She would wake early in the morning, when most people were still dreaming, and walk across the river bridge to watch the bullfrogs stretching their long legs. She taught them some gymnastics every morning. A cartwheel and a back hand spring, a somersault and a heel stretch. Her imaginary bullfrogs followed, flipped, and bowed and were so appreciative that she didn’t mind that the “real” bullfrogs just sat there, burping at her with bored looks on their faces. After the bullfrogs, she would walk into town and look in all the shop windows before anybody got there; she liked seeing things when they were empty and quiet. It was easier to stay invisible that way. She wasn’t truly invisible—not yet—but she might as well have been for the way she disappeared every day from the sight of normal people.
On this particular morning she woke especially early to the smell of a freshly watered world. She had left her window open the previous night to listen to the rain as it pitter pattered down from the clouds. There was no way she would be able to fall back asleep. All she could think about was the sound of the bell. Saturday was still three days away. Her father had worked a double shift yesterday, so she knew he would be sleeping in. She was supposed to do chores today. She was supposed to weed the garden and clean the bathroom, but she could do that later. Her father didn’t mind when she did her chores, as long as they got done. That was one of the greatest things about him. He trusted her. She got up, threw her hair in a bun, stuck a couple of her favorite drawing pencils in it, and left for Morley.
Morley was an old abandoned mining town on the side of the mountain. Over the years it had become one of her favorite places to draw. Today would be unlike any other trip to Morley. She would sketch the sun rising against the face of the broken church, and the birds, and the empty mine shafts, but this time she wasn’t going just to draw. This time she was looking for answers.
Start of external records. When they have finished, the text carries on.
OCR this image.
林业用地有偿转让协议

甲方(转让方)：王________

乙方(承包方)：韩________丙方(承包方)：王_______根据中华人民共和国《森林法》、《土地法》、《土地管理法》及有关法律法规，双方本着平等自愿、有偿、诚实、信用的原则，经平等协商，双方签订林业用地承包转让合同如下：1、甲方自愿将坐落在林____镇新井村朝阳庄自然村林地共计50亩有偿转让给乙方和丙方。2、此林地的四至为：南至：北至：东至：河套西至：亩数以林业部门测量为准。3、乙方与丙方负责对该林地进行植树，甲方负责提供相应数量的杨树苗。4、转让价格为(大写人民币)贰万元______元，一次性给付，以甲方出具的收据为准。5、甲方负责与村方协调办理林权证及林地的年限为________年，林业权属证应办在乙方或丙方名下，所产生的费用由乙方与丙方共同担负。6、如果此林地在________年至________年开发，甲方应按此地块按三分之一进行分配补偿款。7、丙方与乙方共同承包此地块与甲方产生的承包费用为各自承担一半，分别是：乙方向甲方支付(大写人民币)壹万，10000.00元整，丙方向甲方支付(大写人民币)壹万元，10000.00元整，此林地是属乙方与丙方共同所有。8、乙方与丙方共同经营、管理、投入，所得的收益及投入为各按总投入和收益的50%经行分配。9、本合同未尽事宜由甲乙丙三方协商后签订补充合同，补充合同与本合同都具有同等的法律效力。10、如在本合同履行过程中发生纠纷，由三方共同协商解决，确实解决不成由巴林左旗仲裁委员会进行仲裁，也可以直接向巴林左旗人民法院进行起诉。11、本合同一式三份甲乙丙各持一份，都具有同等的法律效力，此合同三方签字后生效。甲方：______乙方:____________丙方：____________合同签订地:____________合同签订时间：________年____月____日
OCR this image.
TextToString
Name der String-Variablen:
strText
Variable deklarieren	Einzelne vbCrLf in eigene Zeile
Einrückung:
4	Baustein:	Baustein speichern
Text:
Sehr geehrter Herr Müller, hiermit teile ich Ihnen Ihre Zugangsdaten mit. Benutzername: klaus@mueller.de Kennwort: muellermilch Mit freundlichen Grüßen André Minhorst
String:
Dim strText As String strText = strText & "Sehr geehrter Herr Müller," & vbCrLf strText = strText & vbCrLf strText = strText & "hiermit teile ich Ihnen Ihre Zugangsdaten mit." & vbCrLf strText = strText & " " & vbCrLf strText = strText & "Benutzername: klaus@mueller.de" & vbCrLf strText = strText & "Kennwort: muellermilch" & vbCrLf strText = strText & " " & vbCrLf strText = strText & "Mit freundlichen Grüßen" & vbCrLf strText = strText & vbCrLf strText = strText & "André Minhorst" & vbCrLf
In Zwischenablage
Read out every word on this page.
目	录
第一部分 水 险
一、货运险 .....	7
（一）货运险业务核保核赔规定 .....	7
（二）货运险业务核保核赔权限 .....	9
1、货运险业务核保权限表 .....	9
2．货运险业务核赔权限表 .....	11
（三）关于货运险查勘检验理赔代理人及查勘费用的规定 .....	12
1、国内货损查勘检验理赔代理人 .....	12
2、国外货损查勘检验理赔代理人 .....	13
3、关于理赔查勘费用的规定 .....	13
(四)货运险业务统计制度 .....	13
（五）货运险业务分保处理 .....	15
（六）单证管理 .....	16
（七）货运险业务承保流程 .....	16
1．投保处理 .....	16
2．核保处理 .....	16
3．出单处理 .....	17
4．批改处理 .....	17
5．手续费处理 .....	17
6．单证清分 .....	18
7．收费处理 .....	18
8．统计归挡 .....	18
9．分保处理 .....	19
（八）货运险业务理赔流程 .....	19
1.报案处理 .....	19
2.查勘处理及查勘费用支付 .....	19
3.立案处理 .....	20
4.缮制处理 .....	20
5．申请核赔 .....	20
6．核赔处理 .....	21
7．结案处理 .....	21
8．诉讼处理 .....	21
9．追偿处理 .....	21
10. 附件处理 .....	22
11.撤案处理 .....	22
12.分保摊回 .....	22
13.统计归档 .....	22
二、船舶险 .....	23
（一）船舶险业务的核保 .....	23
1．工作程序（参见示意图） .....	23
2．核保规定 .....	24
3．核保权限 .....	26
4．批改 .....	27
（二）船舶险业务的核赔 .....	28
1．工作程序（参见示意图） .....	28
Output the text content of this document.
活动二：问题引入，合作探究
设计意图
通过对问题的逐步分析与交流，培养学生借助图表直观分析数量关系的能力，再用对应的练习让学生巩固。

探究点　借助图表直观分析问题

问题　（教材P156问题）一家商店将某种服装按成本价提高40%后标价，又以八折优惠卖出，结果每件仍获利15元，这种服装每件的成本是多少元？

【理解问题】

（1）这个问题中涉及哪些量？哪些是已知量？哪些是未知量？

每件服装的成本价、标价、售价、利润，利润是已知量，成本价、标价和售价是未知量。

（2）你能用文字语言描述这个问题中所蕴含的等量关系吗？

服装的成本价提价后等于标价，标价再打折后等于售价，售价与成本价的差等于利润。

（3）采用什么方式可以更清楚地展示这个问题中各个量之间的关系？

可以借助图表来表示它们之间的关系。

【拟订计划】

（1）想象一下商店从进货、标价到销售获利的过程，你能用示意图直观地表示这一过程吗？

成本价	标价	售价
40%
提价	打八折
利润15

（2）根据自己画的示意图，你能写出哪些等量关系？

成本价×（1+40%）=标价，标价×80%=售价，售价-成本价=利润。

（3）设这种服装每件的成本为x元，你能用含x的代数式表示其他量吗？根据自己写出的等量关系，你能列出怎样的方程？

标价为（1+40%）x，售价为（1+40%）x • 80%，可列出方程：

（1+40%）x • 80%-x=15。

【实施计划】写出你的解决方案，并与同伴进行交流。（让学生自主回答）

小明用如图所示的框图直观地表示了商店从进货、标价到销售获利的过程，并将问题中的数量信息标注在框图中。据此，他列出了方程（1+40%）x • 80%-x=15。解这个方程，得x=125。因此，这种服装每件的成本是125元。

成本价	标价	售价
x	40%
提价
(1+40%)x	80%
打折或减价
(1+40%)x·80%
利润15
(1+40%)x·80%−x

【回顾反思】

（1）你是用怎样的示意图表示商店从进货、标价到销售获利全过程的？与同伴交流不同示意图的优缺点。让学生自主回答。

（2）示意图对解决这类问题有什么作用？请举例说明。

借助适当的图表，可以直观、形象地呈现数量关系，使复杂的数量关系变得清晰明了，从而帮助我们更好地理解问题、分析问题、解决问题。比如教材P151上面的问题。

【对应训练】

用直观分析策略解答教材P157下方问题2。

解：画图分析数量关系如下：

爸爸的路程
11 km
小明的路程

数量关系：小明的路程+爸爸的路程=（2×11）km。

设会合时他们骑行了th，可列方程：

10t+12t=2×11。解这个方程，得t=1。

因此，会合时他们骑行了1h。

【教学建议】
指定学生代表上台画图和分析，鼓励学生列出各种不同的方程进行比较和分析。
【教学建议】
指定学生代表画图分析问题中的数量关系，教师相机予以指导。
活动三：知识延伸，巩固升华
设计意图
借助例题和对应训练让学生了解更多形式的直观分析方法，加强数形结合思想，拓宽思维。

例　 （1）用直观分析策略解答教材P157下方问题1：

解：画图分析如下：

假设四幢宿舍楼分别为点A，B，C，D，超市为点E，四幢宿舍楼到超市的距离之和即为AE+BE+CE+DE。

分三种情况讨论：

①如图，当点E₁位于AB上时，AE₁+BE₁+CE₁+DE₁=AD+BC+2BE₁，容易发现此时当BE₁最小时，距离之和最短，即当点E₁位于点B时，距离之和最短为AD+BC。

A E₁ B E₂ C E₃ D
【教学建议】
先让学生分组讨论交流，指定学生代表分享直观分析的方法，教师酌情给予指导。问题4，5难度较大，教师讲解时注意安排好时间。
It was a long walk to Morley. Usually she didn’t mind, but today she wanted to get there as quickly as she could. Briefly, she entertained the idea of taking one of the four-wheelers. It would be faster, but it would be loud. She imagined rocketing through the streets, waking the neighbors, and cutting the journey down to fifteen minutes. She wrinkled her nose at the idea. She would walk. It was better to stay invisible, but she would have to walk fast if she was going to make it by sunrise.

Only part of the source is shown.